In this study, only ventricular inflow has been studied. However, Volume Tracking is a general method, which may be used to study flow in all parts of the cardiovascular system. One example where Volume Tracking may also provide incremental value is the human aorta, where flow patterns may be influential in plaque formation and rupture.

Analysis of LV inflow patterns

The physiological significance of the present findings may be an increased understanding of the complex, and clinically intangible, hemodynamics that may help clarify normal cardiac pumping. The different filling patterns in the healthy volunteers suggest that normal hemodynamics may display additional degrees of freedom that could explain differences in normal physiology.

The pathophysiological significance of the present findings may be that the transition from normal to pathological LV hemodynamics which may take several years to develop can be better understood and discovered at an earlier sub-clinical stage. These gradual changes over time may also be coupled to early morphological and physiological changes. In line with previous studies [33], we agree that flow patterns may be a sensitive measure of LV function and may be able to detect early stages of dysfunction.

Limitations

Errors in the velocity measurements accumulate in particle paths and Volume Tracking surfaces over time [9]. This problem is minimized in this study by limiting the tracking to diastole.

Blood flow patterns may be influenced by factors which were not measured in the present experimental setting, such as changes in blood viscosity and hematocrit.

Long 4D PC-CMR acquisition times lead to averaging over several heartbeats, obscuring small flow details so that the resulting flow data describes large-scale flow features that are present in the majority of heartbeats. The 4D PC-CMR technique is also limited in spatial resolution, does not provide absolute pressure levels, and is not feasible during exercise. Noise in the 4D PC-CMR measurements and the complicated flow patterns in the human heart may also influence the Volume Tracking calcuations. The high agreement between particle tracing and Volume Tracking suggests that accuracy in the Volume Tracking algorithm is a minor problem for the present application.

Volume Tracking shows how a certain volume is deformed in the flow. This means that flow inside the volume is only seen indirectly. To overcome this limitation, Volume Tracking and particle tracing can be used simultaneously, as in Figure 1.

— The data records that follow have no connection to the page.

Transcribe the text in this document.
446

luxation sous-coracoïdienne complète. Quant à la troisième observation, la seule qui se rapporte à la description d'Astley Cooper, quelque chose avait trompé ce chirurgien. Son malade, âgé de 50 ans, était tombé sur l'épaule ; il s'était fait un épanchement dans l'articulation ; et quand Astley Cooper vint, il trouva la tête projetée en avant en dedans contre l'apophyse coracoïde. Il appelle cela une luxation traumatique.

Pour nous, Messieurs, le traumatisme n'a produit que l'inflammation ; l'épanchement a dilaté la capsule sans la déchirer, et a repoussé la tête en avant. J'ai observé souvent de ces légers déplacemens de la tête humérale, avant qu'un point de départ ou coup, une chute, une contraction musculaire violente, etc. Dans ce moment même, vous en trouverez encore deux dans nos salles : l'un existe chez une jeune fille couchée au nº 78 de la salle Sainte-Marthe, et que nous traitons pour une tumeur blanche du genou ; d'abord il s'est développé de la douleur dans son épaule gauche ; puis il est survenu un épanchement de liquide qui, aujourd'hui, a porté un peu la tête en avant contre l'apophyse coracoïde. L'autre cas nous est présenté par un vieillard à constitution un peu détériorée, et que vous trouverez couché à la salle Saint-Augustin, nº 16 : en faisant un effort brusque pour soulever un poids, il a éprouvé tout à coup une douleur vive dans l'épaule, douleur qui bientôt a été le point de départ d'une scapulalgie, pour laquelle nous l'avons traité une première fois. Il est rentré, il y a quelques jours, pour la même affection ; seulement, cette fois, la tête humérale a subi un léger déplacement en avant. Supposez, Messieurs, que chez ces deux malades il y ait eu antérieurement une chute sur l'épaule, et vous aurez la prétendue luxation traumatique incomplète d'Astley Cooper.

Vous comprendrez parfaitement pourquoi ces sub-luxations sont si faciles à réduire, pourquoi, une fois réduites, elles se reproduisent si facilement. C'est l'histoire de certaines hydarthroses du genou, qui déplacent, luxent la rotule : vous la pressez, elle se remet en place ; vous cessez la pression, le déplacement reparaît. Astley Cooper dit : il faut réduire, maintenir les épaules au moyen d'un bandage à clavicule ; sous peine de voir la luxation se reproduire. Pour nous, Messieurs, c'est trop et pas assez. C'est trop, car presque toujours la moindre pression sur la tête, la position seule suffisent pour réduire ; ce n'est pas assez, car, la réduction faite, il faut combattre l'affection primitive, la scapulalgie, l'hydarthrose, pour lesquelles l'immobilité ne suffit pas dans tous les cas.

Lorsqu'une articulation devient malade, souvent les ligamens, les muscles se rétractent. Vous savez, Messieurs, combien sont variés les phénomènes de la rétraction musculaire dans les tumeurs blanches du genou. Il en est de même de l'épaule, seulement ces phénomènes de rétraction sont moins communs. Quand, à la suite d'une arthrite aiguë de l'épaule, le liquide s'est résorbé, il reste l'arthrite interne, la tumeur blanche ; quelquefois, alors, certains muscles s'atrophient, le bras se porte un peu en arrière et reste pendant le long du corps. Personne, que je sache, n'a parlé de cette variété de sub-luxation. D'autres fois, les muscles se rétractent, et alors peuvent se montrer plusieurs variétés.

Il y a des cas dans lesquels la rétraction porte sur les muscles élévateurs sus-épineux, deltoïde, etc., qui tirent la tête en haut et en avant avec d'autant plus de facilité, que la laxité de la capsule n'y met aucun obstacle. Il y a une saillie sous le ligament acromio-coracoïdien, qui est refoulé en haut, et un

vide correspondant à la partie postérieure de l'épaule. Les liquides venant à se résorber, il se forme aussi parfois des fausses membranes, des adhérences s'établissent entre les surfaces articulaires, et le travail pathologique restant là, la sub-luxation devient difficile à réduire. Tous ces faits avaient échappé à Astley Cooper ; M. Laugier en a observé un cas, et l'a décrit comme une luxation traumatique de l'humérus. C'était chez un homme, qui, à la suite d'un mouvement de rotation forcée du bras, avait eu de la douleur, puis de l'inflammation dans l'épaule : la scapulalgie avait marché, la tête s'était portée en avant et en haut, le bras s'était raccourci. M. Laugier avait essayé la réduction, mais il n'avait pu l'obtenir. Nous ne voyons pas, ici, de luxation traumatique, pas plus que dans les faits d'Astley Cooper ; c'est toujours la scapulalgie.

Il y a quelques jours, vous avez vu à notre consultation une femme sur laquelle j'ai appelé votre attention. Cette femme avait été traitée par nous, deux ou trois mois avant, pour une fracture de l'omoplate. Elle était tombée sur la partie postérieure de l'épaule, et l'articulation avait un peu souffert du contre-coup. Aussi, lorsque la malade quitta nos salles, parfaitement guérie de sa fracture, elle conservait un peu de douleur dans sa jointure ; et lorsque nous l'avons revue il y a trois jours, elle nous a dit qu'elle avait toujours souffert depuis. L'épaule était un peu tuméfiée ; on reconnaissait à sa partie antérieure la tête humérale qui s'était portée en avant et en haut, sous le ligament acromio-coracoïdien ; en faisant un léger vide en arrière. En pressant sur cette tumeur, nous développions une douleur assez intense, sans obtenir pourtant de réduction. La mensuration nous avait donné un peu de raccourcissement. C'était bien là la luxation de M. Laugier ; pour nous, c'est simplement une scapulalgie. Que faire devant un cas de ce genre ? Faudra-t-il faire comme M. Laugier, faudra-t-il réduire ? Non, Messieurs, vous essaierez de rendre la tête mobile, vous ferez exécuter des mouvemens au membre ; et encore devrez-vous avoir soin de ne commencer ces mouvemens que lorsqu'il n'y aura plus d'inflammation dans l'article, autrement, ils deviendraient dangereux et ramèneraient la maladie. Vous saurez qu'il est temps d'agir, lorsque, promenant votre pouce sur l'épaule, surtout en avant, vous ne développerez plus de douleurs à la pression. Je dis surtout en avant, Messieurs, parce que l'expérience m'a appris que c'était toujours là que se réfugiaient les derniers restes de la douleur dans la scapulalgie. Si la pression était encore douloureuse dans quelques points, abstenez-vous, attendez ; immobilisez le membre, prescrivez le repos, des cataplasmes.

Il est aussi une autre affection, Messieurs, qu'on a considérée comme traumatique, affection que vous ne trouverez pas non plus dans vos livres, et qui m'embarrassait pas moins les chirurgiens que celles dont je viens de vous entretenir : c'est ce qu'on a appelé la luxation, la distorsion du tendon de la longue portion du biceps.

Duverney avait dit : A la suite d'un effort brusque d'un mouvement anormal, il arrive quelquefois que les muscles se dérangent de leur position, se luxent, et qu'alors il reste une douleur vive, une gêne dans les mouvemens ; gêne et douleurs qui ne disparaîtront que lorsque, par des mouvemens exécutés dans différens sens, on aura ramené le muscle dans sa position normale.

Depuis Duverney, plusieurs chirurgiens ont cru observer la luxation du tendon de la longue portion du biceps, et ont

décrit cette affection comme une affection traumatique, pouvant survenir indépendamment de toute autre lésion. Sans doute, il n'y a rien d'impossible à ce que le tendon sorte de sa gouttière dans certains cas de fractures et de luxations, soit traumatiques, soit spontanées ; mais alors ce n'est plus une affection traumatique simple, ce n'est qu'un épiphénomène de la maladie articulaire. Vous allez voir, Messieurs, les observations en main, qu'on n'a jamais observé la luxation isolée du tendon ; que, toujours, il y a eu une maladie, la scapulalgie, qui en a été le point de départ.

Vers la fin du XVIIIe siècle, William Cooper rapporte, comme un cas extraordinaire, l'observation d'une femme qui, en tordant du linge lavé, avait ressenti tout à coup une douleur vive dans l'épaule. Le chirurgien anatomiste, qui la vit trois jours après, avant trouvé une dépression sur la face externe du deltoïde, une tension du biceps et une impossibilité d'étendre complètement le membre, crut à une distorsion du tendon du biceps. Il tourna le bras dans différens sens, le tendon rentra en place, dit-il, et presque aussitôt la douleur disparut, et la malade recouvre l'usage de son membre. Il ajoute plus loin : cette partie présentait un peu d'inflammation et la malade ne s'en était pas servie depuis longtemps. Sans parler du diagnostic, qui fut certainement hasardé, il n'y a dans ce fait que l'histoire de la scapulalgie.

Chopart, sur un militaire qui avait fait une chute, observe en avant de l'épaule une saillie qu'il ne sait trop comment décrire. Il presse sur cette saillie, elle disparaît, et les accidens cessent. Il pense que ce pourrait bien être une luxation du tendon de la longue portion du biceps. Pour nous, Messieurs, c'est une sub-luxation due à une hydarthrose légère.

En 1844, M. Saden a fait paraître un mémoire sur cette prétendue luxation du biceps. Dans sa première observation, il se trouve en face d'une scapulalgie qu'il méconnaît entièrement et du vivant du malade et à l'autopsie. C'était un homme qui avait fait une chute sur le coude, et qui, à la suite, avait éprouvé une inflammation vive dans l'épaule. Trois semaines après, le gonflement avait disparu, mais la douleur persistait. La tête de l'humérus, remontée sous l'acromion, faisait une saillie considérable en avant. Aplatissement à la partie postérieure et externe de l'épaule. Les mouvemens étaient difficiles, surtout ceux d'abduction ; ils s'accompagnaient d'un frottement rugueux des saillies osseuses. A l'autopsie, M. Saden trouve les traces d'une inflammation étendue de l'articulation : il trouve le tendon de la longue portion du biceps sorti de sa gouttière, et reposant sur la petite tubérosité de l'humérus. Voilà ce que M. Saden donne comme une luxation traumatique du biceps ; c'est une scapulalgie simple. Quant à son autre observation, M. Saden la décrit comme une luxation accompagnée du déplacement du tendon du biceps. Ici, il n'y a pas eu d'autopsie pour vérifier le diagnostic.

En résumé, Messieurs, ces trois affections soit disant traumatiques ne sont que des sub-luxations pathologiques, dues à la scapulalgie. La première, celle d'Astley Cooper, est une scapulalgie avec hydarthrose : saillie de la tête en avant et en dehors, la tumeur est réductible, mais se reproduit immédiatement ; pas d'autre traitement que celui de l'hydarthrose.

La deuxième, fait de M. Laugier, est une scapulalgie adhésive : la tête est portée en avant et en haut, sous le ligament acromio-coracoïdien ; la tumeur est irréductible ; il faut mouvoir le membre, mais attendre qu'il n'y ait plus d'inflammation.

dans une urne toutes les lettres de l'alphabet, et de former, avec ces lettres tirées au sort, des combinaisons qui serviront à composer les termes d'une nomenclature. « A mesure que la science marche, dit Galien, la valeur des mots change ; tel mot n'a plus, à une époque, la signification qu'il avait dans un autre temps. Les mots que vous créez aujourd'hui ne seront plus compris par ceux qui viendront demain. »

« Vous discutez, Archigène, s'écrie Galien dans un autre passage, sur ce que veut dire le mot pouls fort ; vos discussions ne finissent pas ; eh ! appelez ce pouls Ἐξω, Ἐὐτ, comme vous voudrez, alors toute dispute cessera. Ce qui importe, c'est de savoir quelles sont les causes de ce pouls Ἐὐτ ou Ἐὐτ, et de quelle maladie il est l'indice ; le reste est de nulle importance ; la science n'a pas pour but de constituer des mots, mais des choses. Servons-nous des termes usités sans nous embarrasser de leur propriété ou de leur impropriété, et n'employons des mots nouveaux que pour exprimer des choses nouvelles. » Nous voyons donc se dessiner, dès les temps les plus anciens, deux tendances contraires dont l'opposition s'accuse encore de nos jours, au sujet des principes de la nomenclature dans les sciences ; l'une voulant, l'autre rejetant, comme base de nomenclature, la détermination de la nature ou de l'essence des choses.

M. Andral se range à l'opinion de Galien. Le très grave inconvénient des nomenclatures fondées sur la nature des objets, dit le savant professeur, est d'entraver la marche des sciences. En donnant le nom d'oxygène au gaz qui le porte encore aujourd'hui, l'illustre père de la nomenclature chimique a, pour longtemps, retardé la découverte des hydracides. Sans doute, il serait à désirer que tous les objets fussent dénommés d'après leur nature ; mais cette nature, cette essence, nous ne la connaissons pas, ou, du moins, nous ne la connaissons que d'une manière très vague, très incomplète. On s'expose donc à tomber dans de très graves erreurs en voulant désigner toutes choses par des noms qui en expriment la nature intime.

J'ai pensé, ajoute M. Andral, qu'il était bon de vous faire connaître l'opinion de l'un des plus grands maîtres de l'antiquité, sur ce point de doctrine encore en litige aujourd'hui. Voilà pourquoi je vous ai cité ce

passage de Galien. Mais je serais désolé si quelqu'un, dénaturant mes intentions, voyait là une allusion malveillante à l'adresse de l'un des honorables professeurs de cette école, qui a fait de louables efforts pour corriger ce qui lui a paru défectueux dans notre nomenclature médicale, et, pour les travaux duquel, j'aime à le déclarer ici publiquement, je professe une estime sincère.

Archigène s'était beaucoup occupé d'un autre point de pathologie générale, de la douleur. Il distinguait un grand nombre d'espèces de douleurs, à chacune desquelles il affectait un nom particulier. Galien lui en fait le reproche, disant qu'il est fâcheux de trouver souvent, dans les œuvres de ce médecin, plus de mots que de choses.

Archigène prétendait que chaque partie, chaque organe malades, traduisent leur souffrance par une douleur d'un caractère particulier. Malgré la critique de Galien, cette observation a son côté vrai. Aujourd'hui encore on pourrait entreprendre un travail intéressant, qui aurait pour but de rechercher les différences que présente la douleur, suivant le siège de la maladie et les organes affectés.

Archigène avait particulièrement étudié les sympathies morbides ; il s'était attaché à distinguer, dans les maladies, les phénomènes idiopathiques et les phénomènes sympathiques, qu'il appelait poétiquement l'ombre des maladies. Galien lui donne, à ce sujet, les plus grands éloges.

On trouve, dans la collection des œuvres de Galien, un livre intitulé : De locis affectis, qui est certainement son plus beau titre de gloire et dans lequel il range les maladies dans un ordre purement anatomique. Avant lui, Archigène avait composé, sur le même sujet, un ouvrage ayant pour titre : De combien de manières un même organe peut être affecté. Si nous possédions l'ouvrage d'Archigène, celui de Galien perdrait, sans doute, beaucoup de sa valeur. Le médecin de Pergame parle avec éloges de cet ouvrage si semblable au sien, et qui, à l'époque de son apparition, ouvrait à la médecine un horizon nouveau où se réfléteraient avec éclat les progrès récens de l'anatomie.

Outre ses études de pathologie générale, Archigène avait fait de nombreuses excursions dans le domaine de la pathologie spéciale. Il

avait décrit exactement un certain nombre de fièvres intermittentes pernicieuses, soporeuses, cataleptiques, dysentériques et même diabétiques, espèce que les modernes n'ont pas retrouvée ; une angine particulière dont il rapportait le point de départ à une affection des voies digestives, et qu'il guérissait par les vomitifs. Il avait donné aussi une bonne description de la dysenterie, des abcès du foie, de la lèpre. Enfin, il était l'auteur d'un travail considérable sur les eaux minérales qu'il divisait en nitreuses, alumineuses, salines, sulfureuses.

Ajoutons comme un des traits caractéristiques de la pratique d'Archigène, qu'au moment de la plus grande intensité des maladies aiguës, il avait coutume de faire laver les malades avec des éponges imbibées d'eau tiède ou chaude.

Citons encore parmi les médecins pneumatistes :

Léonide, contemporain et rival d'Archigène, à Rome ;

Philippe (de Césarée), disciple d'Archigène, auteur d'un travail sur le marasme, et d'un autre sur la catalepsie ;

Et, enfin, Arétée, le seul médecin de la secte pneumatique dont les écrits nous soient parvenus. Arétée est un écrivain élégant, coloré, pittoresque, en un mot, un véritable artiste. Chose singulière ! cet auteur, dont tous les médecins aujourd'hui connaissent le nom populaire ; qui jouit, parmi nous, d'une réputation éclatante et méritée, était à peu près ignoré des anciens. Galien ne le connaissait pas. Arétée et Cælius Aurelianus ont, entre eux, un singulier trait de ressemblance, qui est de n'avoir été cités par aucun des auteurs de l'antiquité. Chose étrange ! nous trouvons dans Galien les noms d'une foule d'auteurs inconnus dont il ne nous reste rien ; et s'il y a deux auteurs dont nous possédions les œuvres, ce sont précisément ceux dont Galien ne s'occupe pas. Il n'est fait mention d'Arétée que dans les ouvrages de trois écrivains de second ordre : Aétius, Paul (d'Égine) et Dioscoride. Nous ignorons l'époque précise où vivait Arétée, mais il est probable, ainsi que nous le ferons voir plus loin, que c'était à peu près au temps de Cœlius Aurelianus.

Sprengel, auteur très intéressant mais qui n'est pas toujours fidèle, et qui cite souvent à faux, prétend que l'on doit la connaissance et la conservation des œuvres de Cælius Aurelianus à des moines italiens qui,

Ensight uses linear interpolation of the velocity fields in space and time to compute particle traces, which may introduce errors into the calculation. Since Ensight does not allow the user to choose interpolation method, the influence of the interpolation could not be checked. The authors are not aware of any studies of the effects of interpolation strategies in particle tracing, but the effects are probably small in relation to the smoothing, noise, low resolution and phase background effects of the 4D PC-CMR technique.

The evaluation of the visualization aspects of Volume Tracking was performed by visual comparison to particle tracing. An independent, quantitative evaluation for both methods would be desirable. However, the state of the art in evaluation methods for flow visualization has not yet been extended to treat time-resolved flow [20, 21] and may not adress the hypothesis-generating aspects of visualization.

Conclusion

In this study Volume Tracking, a new method for visualization of blood flow from 4D PC-CMR, is presented. Compared to particle tracing, Volume Tracking can provide incremental information that may lead to a better understanding of blood flow and may improve diagnosis and prognosis of cardiovascular diseases. The diastolic inflow pattern in the patient is notably different from the volunteers, suggesting that blood flow patterns may be used as a measure of LV function and as an early indicator of disease.